El profesor Wagner con sus alumnos haciendo el saludo del colectivo.

La ola, una película alemana de 2008, muestra cómo un grupo de estudiantes construyen, a partir de una serie de símbolos, una identidad colectiva, una ideología que hace que se crean superiores al resto. El alumnado, inconsciente, se deja llevar por un sentimiento construido a través de unas normas de cumplimiento estricto, engatusados por un profesor que pretende enseñarles a partir de un experimento social lo relativamente sencillo que es caer en una autocracia. El experimento se les va de las manos, tanto al profesor como al alumnado, introduciendo en la trama una serie de conflictos que desde el punto de vista del espectador parecen absurdos y producen en su mente cuestiones como: pero,  ¿por qué se dejan llevar? ¿Por qué tardan tanto en ser conscientes de su error?

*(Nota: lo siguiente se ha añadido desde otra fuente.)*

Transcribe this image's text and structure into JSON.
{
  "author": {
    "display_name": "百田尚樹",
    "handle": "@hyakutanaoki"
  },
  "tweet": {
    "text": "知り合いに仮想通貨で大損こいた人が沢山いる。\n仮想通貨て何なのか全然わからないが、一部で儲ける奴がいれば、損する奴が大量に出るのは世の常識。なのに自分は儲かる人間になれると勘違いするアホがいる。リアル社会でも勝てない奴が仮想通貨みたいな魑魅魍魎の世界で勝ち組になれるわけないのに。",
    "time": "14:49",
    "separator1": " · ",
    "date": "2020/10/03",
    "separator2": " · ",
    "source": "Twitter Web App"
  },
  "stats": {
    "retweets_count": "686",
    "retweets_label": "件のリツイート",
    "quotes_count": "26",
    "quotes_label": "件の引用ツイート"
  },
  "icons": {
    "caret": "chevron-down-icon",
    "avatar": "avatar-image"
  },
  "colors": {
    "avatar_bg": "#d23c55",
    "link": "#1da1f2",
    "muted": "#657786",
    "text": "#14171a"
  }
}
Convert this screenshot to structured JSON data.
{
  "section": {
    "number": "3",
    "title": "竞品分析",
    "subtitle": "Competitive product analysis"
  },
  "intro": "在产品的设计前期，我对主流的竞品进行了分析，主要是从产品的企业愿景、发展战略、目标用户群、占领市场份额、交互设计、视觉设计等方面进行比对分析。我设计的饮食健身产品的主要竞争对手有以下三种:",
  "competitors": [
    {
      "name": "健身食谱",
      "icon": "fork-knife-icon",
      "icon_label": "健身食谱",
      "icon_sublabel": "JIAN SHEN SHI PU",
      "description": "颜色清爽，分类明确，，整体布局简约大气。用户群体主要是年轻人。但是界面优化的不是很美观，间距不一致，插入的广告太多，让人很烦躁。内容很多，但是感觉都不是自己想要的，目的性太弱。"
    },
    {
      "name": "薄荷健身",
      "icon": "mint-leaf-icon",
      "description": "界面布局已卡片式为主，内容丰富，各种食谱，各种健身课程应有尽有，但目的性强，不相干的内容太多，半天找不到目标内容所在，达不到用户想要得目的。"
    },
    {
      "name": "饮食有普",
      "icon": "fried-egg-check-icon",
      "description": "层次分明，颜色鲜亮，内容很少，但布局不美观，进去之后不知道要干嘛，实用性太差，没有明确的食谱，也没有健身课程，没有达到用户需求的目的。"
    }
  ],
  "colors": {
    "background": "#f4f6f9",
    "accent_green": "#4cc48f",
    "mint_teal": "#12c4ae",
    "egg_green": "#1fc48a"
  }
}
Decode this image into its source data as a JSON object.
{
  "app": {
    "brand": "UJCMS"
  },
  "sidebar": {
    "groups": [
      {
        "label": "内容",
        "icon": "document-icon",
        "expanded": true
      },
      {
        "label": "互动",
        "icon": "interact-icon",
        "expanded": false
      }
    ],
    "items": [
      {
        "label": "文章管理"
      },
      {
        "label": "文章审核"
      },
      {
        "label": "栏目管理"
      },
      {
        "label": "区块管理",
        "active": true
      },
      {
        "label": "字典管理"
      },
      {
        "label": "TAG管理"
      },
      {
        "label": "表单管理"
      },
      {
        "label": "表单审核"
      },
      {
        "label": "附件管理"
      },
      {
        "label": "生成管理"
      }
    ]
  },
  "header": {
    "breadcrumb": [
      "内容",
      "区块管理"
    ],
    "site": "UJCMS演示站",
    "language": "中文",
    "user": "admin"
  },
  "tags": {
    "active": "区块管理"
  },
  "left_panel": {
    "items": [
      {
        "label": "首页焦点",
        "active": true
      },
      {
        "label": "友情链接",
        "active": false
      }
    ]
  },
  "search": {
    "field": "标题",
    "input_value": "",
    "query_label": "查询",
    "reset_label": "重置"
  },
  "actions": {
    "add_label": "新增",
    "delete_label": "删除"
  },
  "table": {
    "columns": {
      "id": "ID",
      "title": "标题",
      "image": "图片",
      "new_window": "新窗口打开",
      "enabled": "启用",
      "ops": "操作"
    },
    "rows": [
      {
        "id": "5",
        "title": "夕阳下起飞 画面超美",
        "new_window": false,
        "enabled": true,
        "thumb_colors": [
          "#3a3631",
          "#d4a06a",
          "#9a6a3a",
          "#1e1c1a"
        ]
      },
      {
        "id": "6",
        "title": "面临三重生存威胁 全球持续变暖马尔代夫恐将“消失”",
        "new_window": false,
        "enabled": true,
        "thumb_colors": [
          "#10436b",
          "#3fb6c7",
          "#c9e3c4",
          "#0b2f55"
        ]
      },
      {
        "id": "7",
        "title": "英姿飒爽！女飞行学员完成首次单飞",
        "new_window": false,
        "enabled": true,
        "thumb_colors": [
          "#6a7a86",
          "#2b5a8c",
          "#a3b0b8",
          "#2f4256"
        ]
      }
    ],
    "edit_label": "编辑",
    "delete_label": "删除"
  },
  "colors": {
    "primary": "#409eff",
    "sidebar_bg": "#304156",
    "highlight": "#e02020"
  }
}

Pues no, los conflictos no son tan absurdos. Es más, me atrevería a decir que cualquier persona que lea este artículo ha sido inconsciente más de una vez en su vida. Nos hemos dejado influir, amedrentar, por una idea colectiva, de grupo y hemos sido copartícipes de las decisiones que se han tomado de manera colectiva –falazmente, ya que siempre ha habido cabecillas y no creo recordar a mi yo de 16 años tomando decisiones para hacer pillerías de manera asamblearia y consensuada-. Algo que parece un grupo puede ser en realidad la directriz de una persona o un grupo de personas que toman decisiones de acuerdo a sus propios intereses, sin limitaciones, siendo éstas bendecidas con el beneplácito del resto del colectivo por la ausencia de consciencia. Entonces podríamos pensar: pero coño, si las personas que toman las decisiones lo hacen de forma correcta, ética, justa esto es bueno, ¿no? Mediante un silogismo lógico podríamos inducir a lo siguiente: si un dictador toma decisiones buenas, ¿también es bueno? Rotundamente, no. El problema de la dictadura o la autocracia no es cómo de buenas o de malas sean las decisiones tomadas, sino el simple hecho de que es meramente una dictadura o una autocracia. Fin. Manque joda.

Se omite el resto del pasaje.